Preview: TALLY HO – Episode 40: Buying BIG Centreline Timbers!

January 16, 2019

Nate Rooks Nate Rooks

Watch Leo Goolden as he brings back the 47’ teak-planked TALLY HO to the glorious gaff cutter she was when launched over a hundred years ago in England. This vessel, designed by Albert Strange, lies under a shed in Sequim, WA, that Leo built next to the shop/apartment he rejuvenated—helped out occasionally by Poncho the parrot and Brian the dog.

The backstories, and there are many, can be found on Leo’s website, his Facebook postings, and on the Albert Strange Association’s TALLY HO pages.

In addition, Leo wrote a piece on TALLY HO for SOUNDINGS Magazine – “Tally Ho, Adventure! The Quest to Put a 1927 Fastnet Winner Back on the High Seas”.

January 5, 2019 – Episode 40: Buying BIG Centreline Timbers!
We meet back up with Leo in the midst of unpacking one of his newest toys, a self-bought Christmas present. It’s a “Shelix” cutterhead for his planer which features several improvements over the typical blade setup. Not only is it easier to maintain and replace parts, but it has no problem cutting through Live Oak and makes significantly less noise than before. Leo’s present from the last episode, a tracksaw, makes quick work cutting the butts of the futtocks.

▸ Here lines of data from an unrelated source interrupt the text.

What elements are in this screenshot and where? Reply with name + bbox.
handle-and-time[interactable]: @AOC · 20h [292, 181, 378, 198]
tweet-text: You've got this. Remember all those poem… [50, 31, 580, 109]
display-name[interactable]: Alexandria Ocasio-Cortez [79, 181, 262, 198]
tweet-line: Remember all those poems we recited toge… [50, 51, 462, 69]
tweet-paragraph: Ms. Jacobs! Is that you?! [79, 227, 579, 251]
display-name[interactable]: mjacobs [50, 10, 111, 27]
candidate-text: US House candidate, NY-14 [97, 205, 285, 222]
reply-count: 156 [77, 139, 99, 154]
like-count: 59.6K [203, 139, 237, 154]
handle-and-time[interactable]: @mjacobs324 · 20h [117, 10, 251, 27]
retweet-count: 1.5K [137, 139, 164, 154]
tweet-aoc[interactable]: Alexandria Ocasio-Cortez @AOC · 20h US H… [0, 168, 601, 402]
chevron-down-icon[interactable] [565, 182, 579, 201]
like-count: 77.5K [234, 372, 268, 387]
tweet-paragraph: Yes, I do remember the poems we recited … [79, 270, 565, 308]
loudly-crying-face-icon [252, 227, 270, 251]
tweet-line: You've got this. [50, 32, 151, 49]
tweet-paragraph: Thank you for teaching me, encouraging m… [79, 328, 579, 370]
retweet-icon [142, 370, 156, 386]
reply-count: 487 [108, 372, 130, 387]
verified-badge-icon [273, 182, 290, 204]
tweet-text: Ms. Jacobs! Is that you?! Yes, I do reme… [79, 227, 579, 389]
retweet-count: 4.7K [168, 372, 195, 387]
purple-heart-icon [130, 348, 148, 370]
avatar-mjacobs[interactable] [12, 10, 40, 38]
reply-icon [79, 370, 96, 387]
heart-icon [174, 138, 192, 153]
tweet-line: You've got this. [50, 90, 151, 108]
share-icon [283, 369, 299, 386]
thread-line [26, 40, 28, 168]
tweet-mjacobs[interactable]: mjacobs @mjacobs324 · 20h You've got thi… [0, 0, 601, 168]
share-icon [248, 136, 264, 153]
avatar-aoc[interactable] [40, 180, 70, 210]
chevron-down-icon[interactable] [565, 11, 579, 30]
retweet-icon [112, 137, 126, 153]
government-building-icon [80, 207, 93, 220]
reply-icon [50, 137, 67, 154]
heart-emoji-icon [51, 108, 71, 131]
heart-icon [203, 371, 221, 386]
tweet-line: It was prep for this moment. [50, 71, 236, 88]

Leo then takes a field trip to Port Townsend, visiting two of our favorite places – The Port Townsend Shipwrights Co-op and Edensaw Woods. He takes a walk through the WESTERN FLYER, the repurposed fishing boat which carried John Steinbeck on the trip which became the basis for The Log from the Sea of Cortez. At Edensaw, he inspects and pays for his new purple heart centerline timber. He’s redrawn how the different elements of the stem are arranged to avoid using any timber with boxed heart in it with the goal of maintaining strength and keeping the centerline timbers stable for generations to come.

His modifications to the plans continues with an explanation of why he is using double-sawn construction for the intermediate frames in the center section. Clever and practical as always, we can’t wait to see the framing continue and the stout stem come together.